Critically important is the role of clays in buffering the hydration water pH to conditions where Al and Fe are soluble. A nanometric particle size (<200 nm) is characteristic of antibacterial clays and may be a feature that promotes dissolution. Clay interlayers or the lumen of tubular clays may absorb reduced transition metals, protecting them from oxidation. When the clays are mixed with deionized water for medicinal applications, these metals are released and oxidized.
Different antibacterial clays exhibit different modes of action. The minerals may be a source of toxins, or by adsorption may deprive bacteria of essential nutrients. In the field, the pH and Eh (oxidation state) of the hydrated clay may help to identify potential antibacterial clays. If the pH is circum-neutral, toxic metals are not soluble. However, at pH < 5 or >9 many metals are soluble and the oxidation of transition metals increases the Eh of the suspension to >400 mV, leading to bacterial oxidation.

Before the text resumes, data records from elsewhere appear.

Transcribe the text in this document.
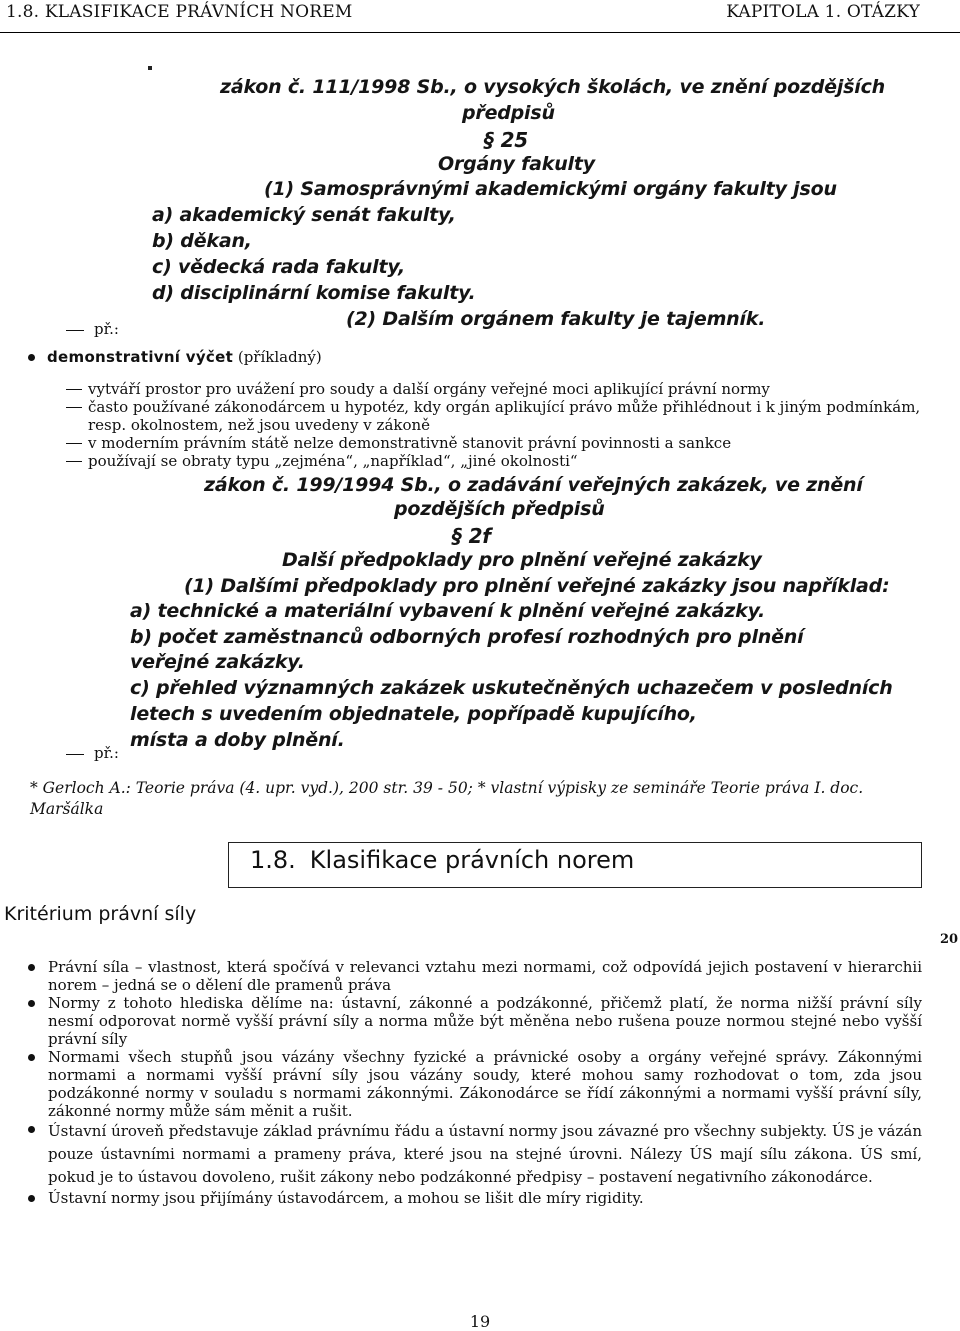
1.8. KLASIFIKACE PRÁVNÍCH NOREM	KAPITOLA 1. OTÁZKY
zákon č. 111/1998 Sb., o vysokých školách, ve znění pozdějších
předpisů
§ 25
Orgány fakulty
(1) Samosprávnými akademickými orgány fakulty jsou
a) akademický senát fakulty,
b) děkan,
c) vědecká rada fakulty,
d) disciplinární komise fakulty.
(2) Dalším orgánem fakulty je tajemník.
př.:
demonstrativní výčet (příkladný)
vytváří prostor pro uvážení pro soudy a další orgány veřejné moci aplikující právní normy
často používané zákonodárcem u hypotéz, kdy orgán aplikující právo může přihlédnout i k jiným podmínkám, resp. okolnostem, než jsou uvedeny v zákoně
v moderním právním státě nelze demonstrativně stanovit právní povinnosti a sankce
používají se obraty typu „zejména“, „například“, „jiné okolnosti“
zákon č. 199/1994 Sb., o zadávání veřejných zakázek, ve znění
pozdějších předpisů
§ 2f
Další předpoklady pro plnění veřejné zakázky
(1) Dalšími předpoklady pro plnění veřejné zakázky jsou například:
a) technické a materiální vybavení k plnění veřejné zakázky.
b) počet zaměstnanců odborných profesí rozhodných pro plnění
veřejné zakázky.
c) přehled významných zakázek uskutečněných uchazečem v posledních
letech s uvedením objednatele, popřípadě kupujícího,
místa a doby plnění.
př.:
* Gerloch A.: Teorie práva (4. upr. vyd.), 200 str. 39 - 50; * vlastní výpisky ze semináře Teorie práva I. doc. Maršálka
1.8. Klasifikace právních norem
Kritérium právní síly
20
Právní síla – vlastnost, která spočívá v relevanci vztahu mezi normami, což odpovídá jejich postavení v hierarchii norem – jedná se o dělení dle pramenů práva
Normy z tohoto hlediska dělíme na: ústavní, zákonné a podzákonné, přičemž platí, že norma nižší právní síly nesmí odporovat normě vyšší právní síly a norma může být měněna nebo rušena pouze normou stejné nebo vyšší právní síly
Normami všech stupňů jsou vázány všechny fyzické a právnické osoby a orgány veřejné správy. Zákonnými normami a normami vyšší právní síly jsou vázány soudy, které mohou samy rozhodovat o tom, zda jsou podzákonné normy v souladu s normami zákonnými. Zákonodárce se řídí zákonnými a normami vyšší právní síly, zákonné normy může sám měnit a rušit.
Ústavní úroveň představuje základ právnímu řádu a ústavní normy jsou závazné pro všechny subjekty. ÚS je vázán pouze ústavními normami a prameny práva, které jsou na stejné úrovni. Nálezy ÚS mají sílu zákona. ÚS smí, pokud je to ústavou dovoleno, rušit zákony nebo podzákonné předpisy – postavení negativního zákonodárce.
Ústavní normy jsou přijímány ústavodárcem, a mohou se lišit dle míry rigidity.
19
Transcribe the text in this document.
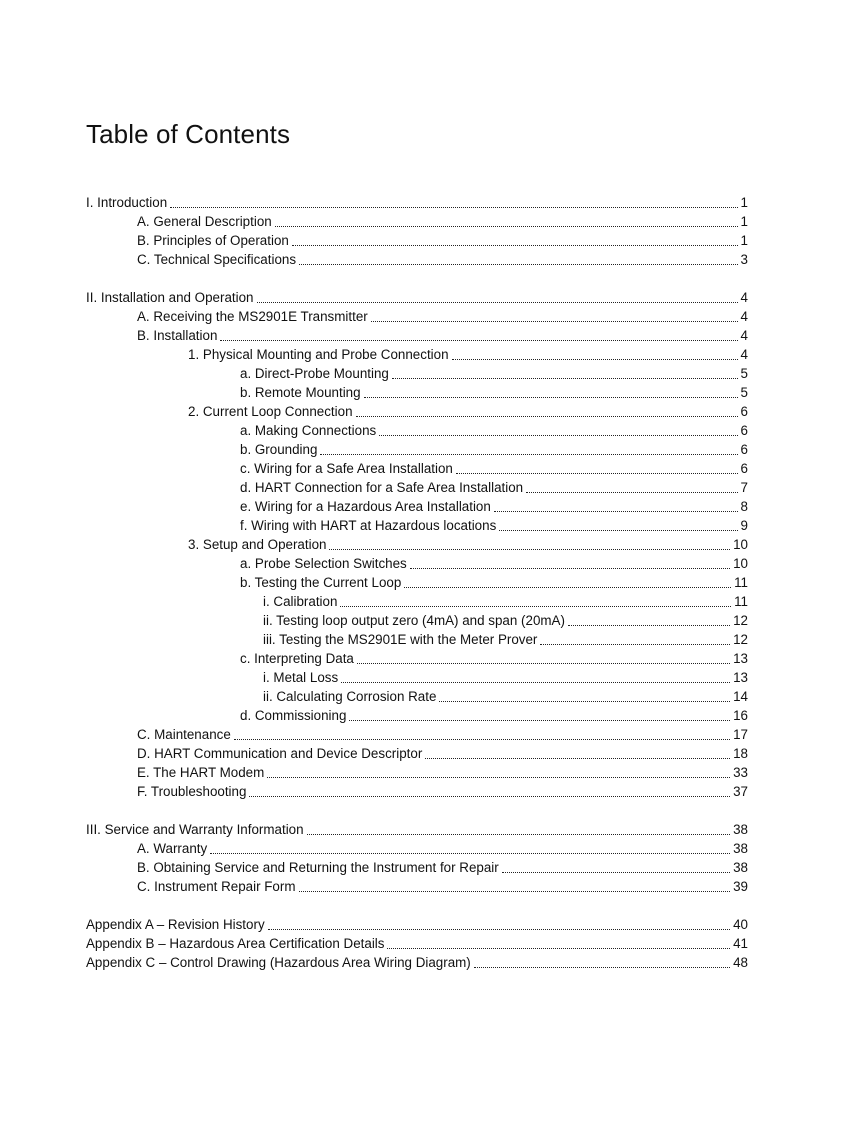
Table of Contents
I. Introduction	1
A. General Description	1
B. Principles of Operation	1
C. Technical Specifications	3
II. Installation and Operation	4
A. Receiving the MS2901E Transmitter	4
B. Installation	4
1. Physical Mounting and Probe Connection	4
a. Direct-Probe Mounting	5
b. Remote Mounting	5
2. Current Loop Connection	6
a. Making Connections	6
b. Grounding	6
c. Wiring for a Safe Area Installation	6
d. HART Connection for a Safe Area Installation	7
e. Wiring for a Hazardous Area Installation	8
f. Wiring with HART at Hazardous locations	9
3. Setup and Operation	10
a. Probe Selection Switches	10
b. Testing the Current Loop	11
i. Calibration	11
ii. Testing loop output zero (4mA) and span (20mA)	12
iii. Testing the MS2901E with the Meter Prover	12
c. Interpreting Data	13
i. Metal Loss	13
ii. Calculating Corrosion Rate	14
d. Commissioning	16
C. Maintenance	17
D. HART Communication and Device Descriptor	18
E. The HART Modem	33
F. Troubleshooting	37
III. Service and Warranty Information	38
A. Warranty	38
B. Obtaining Service and Returning the Instrument for Repair	38
C. Instrument Repair Form	39
Appendix A – Revision History	40
Appendix B – Hazardous Area Certification Details	41
Appendix C – Control Drawing (Hazardous Area Wiring Diagram)	48
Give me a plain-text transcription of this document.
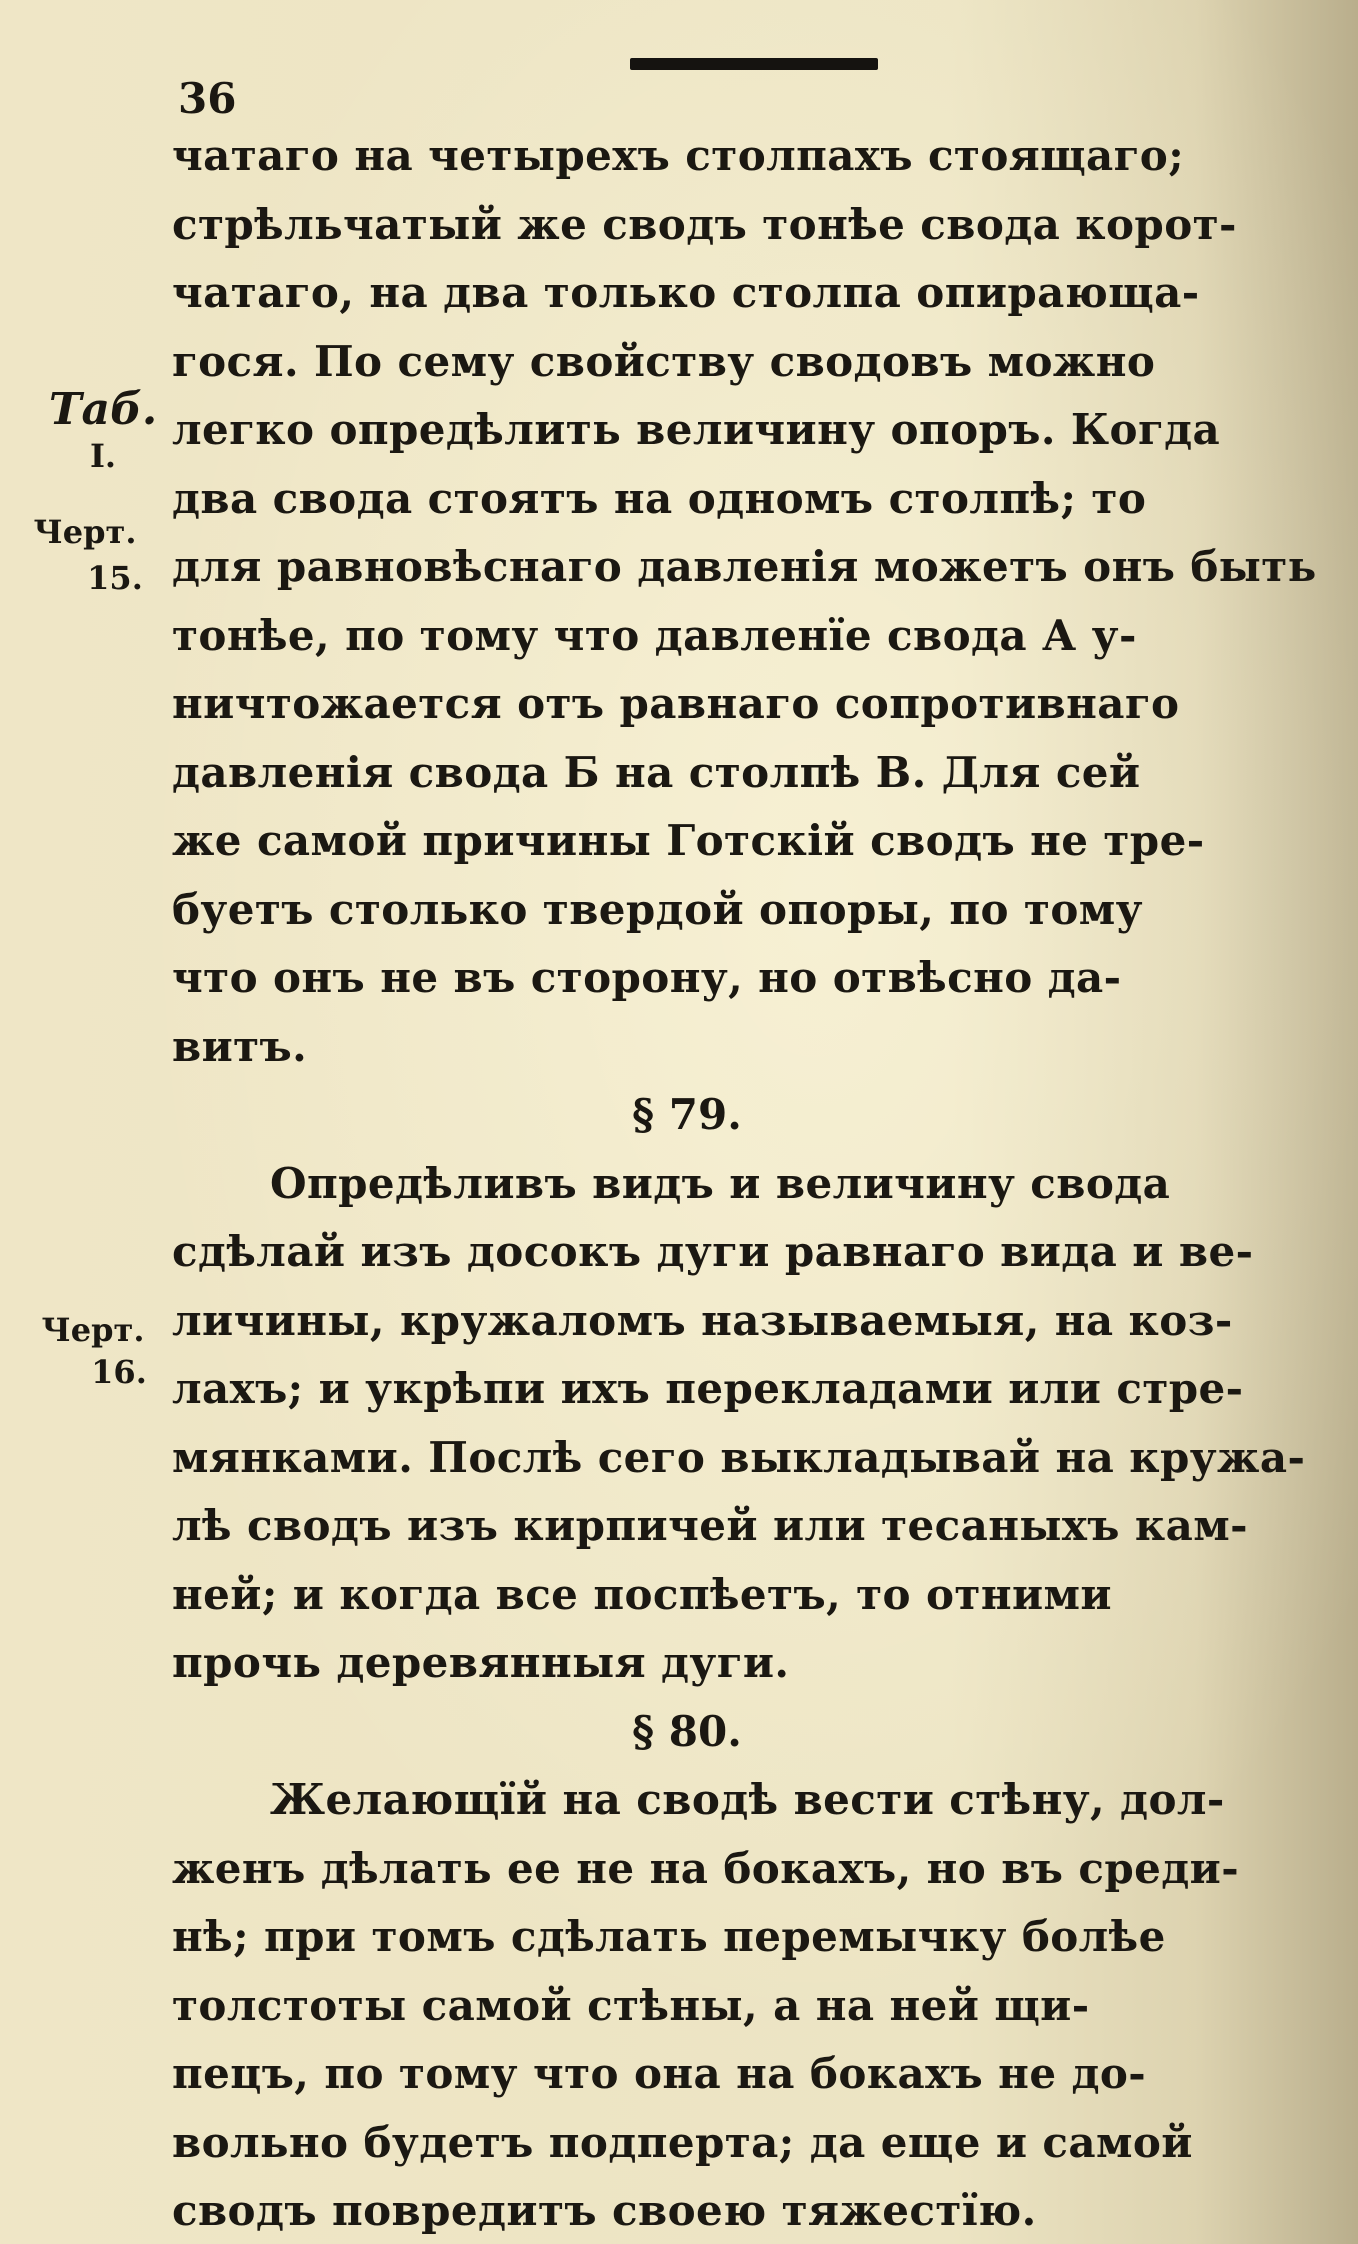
36
Таб.
I.
Черт.
15.
Черт.
16.
чатаго на четырехъ столпахъ стоящаго;
стрѣльчатый же сводъ тонѣе свода корот-
чатаго, на два только столпа опирающа-
гося. По сему свойству сводовъ можно
легко опредѣлить величину опоръ. Когда
два свода стоятъ на одномъ столпѣ; то
для равновѣснаго давленія можетъ онъ быть
тонѣе, по тому что давленїе свода А у-
ничтожается отъ равнаго сопротивнаго
давленія свода Б на столпѣ В. Для сей
же самой причины Готскій сводъ не тре-
буетъ столько твердой опоры, по тому
что онъ не въ сторону, но отвѣсно да-
витъ.
§ 79.
Опредѣливъ видъ и величину свода
сдѣлай изъ досокъ дуги равнаго вида и ве-
личины, кружаломъ называемыя, на коз-
лахъ; и укрѣпи ихъ перекладами или стре-
мянками. Послѣ сего выкладывай на кружа-
лѣ сводъ изъ кирпичей или тесаныхъ кам-
ней; и когда все поспѣетъ, то отними
прочь деревянныя дуги.
§ 80.
Желающїй на сводѣ вести стѣну, дол-
женъ дѣлать ее не на бокахъ, но въ среди-
нѣ; при томъ сдѣлать перемычку болѣе
толстоты самой стѣны, а на ней щи-
пецъ, по тому что она на бокахъ не до-
вольно будетъ подперта; да еще и самой
сводъ повредитъ своею тяжестїю.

Understanding the antibacterial mechanism of natural clay may lead to design of new treatments for antibiotic-resistant bacteria, with potential applications in wound dressings, medical implants ( joint replacements, catheters), animal feed stocks, agricultural pathogens, and production of antibacterial building materials. This research exemplifies how ‘geomimicry’ (copying geochemical processes) may open new frontiers in science.